Use a Hapi response toolkit to strip sensitive headers and fields before any data is returned or logged:

const sanitize = (payload, auth) => {
  const { credentials, ...safeAuth } = auth || {};
  // Remove any auth-derived keys from payload if present
  if (payload && typeof payload === 'object') {
    const cleaned = { ...payload };
    delete cleaned.authToken;
    delete cleaned.sessionId;
    return cleaned;
  }
  return payload;
};

server.ext('onPreResponse', (request, h) => {
  const response = request.response;
  if (response.variety === 'view' || (response.variety === 'response' && response.source && typeof response.source.payload === 'object')) {
    const payload = response.source.payload || response.source;
    response.variety = 'response';
    response.response = sanitize(payload, request.auth.credentials);
  }
  return h.continue;
});

General practices

  • Never log request.auth or any object that contains credentials.
  • Configure CORS to avoid leaking headers that include authorization context to browser-based LLM tools.
  • Use schema validation (e.g., Joi) to ensure outbound payloads do not contain unexpected auth-derived properties.
  • Apply the same sanitization logic to error handlers to prevent credentials from appearing in stack traces returned to clients.

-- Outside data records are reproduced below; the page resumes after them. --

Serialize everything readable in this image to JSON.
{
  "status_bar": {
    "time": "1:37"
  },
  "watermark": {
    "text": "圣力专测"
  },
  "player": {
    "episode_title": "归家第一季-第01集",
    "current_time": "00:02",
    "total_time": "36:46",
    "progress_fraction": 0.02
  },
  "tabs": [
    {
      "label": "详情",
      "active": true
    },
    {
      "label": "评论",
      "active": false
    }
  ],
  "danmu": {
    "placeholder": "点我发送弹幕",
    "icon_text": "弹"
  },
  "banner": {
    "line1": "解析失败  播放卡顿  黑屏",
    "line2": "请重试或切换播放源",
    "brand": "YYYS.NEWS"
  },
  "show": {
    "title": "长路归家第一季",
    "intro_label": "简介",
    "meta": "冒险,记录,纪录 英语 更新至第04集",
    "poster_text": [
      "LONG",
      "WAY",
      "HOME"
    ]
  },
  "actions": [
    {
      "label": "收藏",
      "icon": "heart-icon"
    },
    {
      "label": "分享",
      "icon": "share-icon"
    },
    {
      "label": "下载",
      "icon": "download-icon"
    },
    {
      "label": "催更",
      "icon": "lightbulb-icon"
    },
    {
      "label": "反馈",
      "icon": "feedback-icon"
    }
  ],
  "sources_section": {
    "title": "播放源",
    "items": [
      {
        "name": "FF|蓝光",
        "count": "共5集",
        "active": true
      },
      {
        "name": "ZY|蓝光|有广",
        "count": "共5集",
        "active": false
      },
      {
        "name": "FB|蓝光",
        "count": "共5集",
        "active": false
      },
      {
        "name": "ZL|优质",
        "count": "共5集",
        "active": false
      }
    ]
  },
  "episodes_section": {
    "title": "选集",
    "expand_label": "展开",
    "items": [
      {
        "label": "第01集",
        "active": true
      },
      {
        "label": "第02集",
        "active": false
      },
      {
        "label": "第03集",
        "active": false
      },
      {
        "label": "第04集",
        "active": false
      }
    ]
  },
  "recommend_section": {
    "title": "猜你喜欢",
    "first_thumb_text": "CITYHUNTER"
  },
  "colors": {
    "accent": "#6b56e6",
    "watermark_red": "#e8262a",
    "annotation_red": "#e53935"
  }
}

By following these patterns, you reduce the surface area for LLM Data Leakage while still allowing legitimate user context to inform AI interactions. middleBrick’s scans can verify that remediation has been applied by checking that authentication-derived fields are absent from documented response schemas and that runtime outputs pass Output Scanning for PII and secrets.

Related CWEs: llmSecurity

CWE IDNameSeverity
CWE-754Improper Check for Unusual or Exceptional Conditions MEDIUM

Frequently Asked Questions

Can an LLM reconstruct credentials from a Basic Auth–protected endpoint that returns user metadata?
Yes, if the endpoint includes authorization-derived fields (such as user ID, role, or custom claims) in its response and that response is supplied to an LLM, the model can repeat or infer credentials. Mitigate by excluding auth-derived fields from responses and by validating outputs before any LLM consumption.
Does enabling TLS fully protect Basic Auth headers from being exposed to LLMs?
TLS protects credentials in transit between client and server, but it does not prevent the server from logging or forwarding those credentials to downstream services or LLMs. You must still sanitize headers and avoid embedding auth context in data sent to LLM endpoints.